Unfortunately, some carriers do not understand the importance of the BOR strategy for those brokers who know how to create a value proposition.
In the past several months I have heard a number of brokers express frustration in the responses their improved business style is receiving from their carrier partners. Here is what they are saying:
o "Our firm has an 80 percent hit-ratio on our broker of record letter sales, yet some of our carriers are complaining about seeing a lessening of our submission flow."
o "We recently were appointed the broker on a national account through a BOR. The carrier resisted the appointment because it was underwritten in a different territory."
o "Several carriers have expressed disdain for the broker of record method because it does not count for 'new business' on their books."
It is time for all of us to climb onto a "platform of value." The outdated commodity competition method will continue to make all parties victims of the historical insurance cycles. These cycles have nothing to do with the creation of client value--they are simply a function of commodity supply and demand.
The astute brokers who have adopted the consultative brokerage model are learning to compete with immunity to the pricing cycle. It is time that carriers follow these examples to get closer to their most profitable accounts. These accounts and their brokers understand the important difference between price, cost and value.
In the event a forward-thinking insurance company intends to position itself in the mainstream of these changing client and broker expectations, here are some of the ideas they must consider and adopt:
o Understand changing buyer expectations.
As clients become more financially astute, they demand more services from brokers. Carriers must position their resource offerings to work in tandem with those of their broker/agent representatives so that a transparent partnership will exist.
o Break down territorial barriers.
Buyers do not consider underwriting territories when selecting a broker. With the seamless adoption of technology, clients and brokers are able to do business across geographic boundaries. Underwriting territories are not part of the equation, but merely accounting methodologies.

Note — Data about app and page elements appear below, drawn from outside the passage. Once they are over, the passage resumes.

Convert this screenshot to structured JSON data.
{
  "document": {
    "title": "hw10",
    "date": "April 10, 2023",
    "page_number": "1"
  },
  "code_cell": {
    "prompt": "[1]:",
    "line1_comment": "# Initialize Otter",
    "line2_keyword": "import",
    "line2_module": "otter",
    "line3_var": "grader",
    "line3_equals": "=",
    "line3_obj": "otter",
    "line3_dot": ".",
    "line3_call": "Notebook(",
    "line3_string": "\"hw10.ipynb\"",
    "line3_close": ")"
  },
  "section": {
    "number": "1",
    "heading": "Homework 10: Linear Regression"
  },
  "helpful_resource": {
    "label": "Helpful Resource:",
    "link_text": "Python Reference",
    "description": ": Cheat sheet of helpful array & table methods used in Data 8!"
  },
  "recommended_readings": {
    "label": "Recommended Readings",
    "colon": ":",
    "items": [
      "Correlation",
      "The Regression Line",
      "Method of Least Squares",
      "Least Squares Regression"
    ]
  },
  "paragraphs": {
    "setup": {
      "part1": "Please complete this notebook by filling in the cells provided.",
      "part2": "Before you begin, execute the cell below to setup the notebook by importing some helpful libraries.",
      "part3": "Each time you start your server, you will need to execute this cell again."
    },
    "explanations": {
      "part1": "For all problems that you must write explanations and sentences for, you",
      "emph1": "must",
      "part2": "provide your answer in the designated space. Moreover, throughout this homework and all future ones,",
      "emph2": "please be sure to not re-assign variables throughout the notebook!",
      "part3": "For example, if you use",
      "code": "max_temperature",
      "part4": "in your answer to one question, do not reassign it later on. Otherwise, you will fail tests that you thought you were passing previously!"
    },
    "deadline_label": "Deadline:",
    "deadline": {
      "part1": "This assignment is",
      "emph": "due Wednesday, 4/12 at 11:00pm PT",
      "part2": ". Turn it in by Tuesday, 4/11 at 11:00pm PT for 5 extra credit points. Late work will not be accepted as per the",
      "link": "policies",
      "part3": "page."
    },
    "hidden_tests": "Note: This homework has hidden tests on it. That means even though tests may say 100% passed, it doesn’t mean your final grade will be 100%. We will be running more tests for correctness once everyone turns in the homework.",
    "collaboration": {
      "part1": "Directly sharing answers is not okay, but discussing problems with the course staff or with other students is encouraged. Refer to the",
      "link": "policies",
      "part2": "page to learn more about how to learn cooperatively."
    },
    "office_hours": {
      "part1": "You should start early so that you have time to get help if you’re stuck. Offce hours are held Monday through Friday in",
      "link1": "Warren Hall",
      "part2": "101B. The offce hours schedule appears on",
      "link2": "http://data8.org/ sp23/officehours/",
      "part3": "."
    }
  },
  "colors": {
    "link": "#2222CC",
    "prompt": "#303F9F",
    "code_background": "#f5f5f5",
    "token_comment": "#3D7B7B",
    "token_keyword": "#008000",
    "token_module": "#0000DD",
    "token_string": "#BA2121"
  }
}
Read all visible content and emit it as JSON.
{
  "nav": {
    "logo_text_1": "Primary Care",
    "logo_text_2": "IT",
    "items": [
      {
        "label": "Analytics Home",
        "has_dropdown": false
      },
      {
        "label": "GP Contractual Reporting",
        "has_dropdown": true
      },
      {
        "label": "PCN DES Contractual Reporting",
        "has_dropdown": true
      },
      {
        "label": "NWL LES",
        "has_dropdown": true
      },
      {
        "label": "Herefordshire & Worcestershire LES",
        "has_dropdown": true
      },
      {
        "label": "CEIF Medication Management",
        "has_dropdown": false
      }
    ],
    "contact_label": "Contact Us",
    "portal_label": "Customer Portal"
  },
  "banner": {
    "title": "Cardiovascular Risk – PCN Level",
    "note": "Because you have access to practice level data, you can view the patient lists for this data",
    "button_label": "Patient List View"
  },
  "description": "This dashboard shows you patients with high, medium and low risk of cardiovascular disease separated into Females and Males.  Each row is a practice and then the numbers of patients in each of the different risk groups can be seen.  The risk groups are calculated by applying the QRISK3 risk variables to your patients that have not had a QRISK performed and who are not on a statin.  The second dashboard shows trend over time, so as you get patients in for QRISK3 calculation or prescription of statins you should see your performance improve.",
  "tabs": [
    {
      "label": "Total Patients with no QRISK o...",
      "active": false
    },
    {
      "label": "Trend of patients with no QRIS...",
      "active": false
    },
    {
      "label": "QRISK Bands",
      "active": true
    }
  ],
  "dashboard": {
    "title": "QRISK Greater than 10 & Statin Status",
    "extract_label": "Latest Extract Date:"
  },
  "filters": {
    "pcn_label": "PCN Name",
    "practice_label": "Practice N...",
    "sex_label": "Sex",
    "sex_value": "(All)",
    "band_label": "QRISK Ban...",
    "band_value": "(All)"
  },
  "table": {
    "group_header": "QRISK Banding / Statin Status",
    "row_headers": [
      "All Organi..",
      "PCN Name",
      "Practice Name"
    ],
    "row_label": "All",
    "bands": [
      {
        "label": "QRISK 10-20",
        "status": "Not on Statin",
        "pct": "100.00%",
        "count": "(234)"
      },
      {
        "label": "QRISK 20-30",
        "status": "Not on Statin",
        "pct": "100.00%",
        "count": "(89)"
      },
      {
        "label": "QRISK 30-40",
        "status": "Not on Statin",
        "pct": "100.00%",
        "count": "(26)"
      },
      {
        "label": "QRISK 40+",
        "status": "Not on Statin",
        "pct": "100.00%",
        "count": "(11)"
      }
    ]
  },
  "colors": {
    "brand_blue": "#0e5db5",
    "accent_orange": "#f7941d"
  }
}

o Select agents/brokers who understand value.
While there are thousands of licensed insurance agencies, there are a finite number of firms committed to providing resources and a TCOR value proposition. Carriers should focus their efforts on these firms, as they will provide an extremely high hit ratio.
o Expect more from broker/agent representatives.
When a broker/agent competes on a brokerage selection basis, they must demonstrate a superior service, resource and cost reduction formula--the same features that allow carriers to reduce their distribution costs. Carriers should work closely with the broker to harness this distribution and acquisition cost reduction.
o Understand their ability to provide ROI.
Many carriers list a great number of features, such as superior loss control, claims handling and specialty resources. Once a carrier understands how to quantify its impact, however, they are in a position to establish a long-term relationship that is not based on the price of the commodity. They become part of the client's business operation and cost reduction formula.
o Refocus the message to agents/brokers and clients.
Successful carriers must understand that their best agent/brokers are changing their business styles. While coverages and stability are still important, in a softening marketplace it becomes about differentiation through cost-reduction resources. These resources and their quantifiable impact should become the hallmark of a carrier's marketing materials and message.
The brokerage selection model is rapidly becoming the exclusive competition choice of quality brokerage firms and regional agencies. With its high hit ratios, lower acquisition costs and superior differentiation, the firms that have adopted it are reporting tremendous results.
It is time that the third leg of the stool--the carriers--joins clients and brokers in making this process the cornerstone of value in our industry.